Houston, We Need to Address an Issue

US bond traders are getting ahead of themselves, and it’s about to become a serious problem for the Federal Reserve’s (Fed) ‘last mile’ efforts – as the Fed officials should think carefully how to contain a too-early and too-high optimism from the bond markets – which will unwantedly loosen the financial conditions in the US before the Fed reaches its 2% inflation goal.

The US 10-year yield plunged below the 4.5% mark yesterday, even after a 40-billion-dollar sale of US 10-year papers saw lower-than-expected demand and resulted in a slightly higher-than-anticipated yield of 4.519%. Today, all eyes are on the $24 billion worth of US 30-year bond auction. The US 30-year bond yield plunged to 4.60% yesterday, after rising to 5.17% last month.

That’s disquieting; the US 10-year yield has now fallen more than 50bp in less than 2 weeks. Yes, a part of it is a correction of the accelerated rise that we observed starting from September. But that rise partly explains why the Fed members decided to refrain from announcing another rate hike at the latest policy meeting. As such, the recent fall in long-term yields will certainly get them back to a high alert level.

For now, investors count on the idea that the US jobs market has started slowing and that will continue. But sufficiently loose market conditions could keep the US jobs market in a health place, and spoil sentiment.

China has a different problem

China doesn’t have inflation and it can’t create it; that’s a problem. Released today, the latest Chinese CPI data came in worse than expected. The Chinese consumer prices fell 0.2% in October, on a yearly basis, versus no change expected, and producer prices fell 2.6%, slightly better than expected but not encouraging.
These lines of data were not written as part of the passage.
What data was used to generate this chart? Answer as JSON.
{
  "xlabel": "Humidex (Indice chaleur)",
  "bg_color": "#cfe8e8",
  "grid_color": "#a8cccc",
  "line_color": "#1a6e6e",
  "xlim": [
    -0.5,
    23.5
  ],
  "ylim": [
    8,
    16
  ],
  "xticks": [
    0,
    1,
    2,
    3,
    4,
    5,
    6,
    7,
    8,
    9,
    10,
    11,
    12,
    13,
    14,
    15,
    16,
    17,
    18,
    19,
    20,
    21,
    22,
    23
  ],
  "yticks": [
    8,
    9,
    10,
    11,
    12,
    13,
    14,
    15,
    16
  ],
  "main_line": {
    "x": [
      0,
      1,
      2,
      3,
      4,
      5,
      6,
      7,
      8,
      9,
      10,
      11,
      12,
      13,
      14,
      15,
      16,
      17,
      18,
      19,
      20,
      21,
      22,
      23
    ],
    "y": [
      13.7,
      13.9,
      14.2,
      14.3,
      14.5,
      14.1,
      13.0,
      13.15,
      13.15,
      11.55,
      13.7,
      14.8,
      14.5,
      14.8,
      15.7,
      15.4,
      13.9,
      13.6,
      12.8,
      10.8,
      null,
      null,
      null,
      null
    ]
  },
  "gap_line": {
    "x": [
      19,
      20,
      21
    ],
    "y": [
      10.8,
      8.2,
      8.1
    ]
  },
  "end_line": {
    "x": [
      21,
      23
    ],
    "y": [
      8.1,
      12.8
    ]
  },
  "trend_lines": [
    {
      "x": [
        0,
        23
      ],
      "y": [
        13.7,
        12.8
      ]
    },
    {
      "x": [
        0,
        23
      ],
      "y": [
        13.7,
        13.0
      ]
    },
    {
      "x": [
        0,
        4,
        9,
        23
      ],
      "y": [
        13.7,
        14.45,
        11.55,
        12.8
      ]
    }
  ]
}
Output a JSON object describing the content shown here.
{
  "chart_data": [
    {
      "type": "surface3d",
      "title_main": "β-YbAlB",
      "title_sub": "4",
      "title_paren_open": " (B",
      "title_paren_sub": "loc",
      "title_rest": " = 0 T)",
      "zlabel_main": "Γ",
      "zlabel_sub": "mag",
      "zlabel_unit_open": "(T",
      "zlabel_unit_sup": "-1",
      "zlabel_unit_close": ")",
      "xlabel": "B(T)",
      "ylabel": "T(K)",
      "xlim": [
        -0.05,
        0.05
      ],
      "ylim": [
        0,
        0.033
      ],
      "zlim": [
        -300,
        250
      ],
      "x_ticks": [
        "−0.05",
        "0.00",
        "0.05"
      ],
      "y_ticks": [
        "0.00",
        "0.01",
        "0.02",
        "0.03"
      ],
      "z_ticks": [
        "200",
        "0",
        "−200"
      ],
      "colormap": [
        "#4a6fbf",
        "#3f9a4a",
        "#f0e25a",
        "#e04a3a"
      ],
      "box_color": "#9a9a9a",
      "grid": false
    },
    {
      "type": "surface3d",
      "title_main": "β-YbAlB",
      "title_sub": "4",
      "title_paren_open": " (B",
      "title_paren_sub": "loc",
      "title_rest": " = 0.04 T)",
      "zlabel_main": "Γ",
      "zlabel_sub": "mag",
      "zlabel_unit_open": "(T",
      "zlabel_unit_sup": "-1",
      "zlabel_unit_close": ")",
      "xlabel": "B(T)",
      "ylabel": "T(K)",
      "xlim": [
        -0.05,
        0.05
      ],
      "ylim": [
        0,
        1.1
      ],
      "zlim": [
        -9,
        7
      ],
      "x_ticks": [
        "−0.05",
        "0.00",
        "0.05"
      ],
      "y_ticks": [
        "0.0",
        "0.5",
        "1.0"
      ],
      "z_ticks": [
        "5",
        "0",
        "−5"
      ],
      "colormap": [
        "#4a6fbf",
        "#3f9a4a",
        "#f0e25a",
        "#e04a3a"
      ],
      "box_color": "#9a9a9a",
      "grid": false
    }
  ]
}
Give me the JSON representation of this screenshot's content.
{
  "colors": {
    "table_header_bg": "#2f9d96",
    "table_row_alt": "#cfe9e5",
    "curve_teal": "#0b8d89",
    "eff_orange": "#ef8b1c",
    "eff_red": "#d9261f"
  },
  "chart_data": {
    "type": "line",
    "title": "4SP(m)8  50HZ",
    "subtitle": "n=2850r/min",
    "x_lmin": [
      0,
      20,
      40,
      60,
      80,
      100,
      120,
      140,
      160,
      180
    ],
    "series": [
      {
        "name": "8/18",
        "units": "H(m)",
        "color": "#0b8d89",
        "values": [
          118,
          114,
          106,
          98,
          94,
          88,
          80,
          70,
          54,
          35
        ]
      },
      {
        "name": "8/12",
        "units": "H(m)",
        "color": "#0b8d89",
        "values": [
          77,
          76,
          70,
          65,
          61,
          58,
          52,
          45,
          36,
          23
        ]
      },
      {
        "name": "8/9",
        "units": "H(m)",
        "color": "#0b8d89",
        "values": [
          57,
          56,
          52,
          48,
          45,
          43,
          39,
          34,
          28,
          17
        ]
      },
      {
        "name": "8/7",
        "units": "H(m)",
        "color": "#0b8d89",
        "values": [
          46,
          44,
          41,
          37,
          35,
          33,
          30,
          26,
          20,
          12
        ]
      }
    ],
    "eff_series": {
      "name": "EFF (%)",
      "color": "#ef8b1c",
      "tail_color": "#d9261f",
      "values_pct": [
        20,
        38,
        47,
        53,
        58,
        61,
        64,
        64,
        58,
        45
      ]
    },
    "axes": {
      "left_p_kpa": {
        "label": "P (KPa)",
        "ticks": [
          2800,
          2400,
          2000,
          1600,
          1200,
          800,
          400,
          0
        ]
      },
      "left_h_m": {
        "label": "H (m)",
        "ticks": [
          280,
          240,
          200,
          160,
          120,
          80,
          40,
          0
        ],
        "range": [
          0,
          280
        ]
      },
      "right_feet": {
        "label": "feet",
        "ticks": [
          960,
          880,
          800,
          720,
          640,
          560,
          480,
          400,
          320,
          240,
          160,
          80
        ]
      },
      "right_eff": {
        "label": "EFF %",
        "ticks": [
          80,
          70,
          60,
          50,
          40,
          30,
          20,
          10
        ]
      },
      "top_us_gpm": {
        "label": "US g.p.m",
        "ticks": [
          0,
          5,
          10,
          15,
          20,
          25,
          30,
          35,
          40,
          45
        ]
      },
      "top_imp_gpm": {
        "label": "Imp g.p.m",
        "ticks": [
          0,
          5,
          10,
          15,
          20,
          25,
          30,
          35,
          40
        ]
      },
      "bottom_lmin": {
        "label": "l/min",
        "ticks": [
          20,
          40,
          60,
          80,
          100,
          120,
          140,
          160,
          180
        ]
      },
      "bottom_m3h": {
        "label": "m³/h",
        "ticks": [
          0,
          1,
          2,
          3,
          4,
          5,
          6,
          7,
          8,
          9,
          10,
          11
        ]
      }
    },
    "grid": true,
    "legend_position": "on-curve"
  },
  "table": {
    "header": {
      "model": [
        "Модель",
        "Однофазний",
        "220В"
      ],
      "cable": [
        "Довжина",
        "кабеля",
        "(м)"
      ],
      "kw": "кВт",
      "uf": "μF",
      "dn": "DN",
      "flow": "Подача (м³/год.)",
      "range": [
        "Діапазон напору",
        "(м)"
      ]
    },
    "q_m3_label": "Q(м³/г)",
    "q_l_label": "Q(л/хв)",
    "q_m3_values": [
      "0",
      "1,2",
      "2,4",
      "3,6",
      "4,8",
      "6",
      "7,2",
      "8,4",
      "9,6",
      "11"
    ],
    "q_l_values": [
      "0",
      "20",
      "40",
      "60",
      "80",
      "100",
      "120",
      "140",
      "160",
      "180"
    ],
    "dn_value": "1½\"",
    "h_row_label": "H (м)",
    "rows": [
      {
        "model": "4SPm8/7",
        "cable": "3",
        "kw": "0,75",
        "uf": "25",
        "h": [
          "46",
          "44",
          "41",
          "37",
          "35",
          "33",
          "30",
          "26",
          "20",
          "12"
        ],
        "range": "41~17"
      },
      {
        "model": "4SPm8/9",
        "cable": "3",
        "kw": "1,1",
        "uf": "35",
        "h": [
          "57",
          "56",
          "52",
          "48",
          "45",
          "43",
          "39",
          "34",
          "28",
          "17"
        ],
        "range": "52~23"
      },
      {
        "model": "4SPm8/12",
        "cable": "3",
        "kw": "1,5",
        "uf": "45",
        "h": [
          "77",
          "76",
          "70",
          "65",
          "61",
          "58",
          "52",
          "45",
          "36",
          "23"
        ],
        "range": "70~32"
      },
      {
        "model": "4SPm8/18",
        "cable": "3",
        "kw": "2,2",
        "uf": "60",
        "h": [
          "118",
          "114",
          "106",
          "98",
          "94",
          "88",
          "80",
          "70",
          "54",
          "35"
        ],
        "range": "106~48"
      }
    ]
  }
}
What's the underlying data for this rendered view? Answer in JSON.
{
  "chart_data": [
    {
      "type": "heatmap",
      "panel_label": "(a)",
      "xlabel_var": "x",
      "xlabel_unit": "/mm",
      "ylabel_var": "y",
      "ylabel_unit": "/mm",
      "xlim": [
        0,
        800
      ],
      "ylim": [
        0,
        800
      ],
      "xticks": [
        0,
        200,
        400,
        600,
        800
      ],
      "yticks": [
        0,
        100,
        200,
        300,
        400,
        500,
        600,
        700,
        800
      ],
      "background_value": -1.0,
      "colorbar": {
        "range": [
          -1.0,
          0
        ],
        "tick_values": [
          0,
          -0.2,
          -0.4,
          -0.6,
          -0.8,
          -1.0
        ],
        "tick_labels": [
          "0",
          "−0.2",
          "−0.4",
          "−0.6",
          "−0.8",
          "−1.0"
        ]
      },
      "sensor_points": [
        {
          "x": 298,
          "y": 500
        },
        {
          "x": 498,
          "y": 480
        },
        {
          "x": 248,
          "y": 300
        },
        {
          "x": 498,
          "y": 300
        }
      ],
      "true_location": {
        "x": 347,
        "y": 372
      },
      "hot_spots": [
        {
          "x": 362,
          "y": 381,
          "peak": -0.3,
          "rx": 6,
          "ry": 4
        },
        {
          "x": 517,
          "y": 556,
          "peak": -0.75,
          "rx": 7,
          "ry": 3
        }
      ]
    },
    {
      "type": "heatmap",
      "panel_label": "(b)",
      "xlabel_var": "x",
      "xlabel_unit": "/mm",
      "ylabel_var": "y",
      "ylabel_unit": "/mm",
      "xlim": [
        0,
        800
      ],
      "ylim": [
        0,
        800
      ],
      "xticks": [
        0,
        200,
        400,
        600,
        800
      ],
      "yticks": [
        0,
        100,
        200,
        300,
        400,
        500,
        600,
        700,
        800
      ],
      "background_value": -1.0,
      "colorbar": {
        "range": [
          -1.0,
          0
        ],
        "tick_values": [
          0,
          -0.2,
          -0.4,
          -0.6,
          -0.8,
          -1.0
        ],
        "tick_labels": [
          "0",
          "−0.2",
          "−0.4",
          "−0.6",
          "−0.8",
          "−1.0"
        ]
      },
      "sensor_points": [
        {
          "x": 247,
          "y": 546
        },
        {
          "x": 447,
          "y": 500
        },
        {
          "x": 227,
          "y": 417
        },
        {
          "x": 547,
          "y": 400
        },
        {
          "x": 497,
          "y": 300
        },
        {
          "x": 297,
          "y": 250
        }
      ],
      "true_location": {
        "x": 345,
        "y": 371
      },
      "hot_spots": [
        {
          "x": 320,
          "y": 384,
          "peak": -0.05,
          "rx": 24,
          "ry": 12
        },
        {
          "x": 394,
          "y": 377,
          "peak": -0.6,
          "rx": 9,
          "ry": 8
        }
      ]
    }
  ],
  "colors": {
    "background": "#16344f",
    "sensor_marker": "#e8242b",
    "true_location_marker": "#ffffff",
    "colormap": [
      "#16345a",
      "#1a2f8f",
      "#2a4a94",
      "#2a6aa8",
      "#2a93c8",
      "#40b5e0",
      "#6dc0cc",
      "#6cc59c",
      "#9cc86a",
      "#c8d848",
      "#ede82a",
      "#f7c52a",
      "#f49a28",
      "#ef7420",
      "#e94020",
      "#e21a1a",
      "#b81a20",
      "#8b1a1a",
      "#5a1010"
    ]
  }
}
The soft CPI figures boost expectations for more Chinese stimulus and more interest rate cuts. And the news that high-level Chinese and US officials including Xi Jinping will wine and dine to improve their shaky relationship is encouraging, but the CSI 300 index remains poorly bid. The IMF recently rose its growth outlook for China to 5.4% this year, and 4.6% for next year, mostly on Beijing’s plans to issue more debt to get things going. But China’s severe property crisis, broken household and investor confidence warn that Beijing must either throw in mega stimulus measures or proceed with understandable structural reforms to bring investors back to China. In numbers, China recorded its first capital outflows on record, since 1998. Investors sold $11.8 billion more Chinese assets last quarter than they bought, and the outflows will continue unless something dramatically changes.

Oil’s race to the bottom

Worries regarding the Chinese economy don’t help lift sentiment in oil markets. The barrel of US crude fell to $75pb yesterday as the selloff continued at full speed. The selloff should slow as the market is now at the limit of oversold conditions, but investors are increasingly concerned about slowing global demand. Therefore, the supply side shocks, or potential supply side shocks are being mostly ignored. A fall below the $75pb level should open the door of a deeper fall to $70bp. We could however see a minor rebound to around the $78/80pb region before a deeper selloff.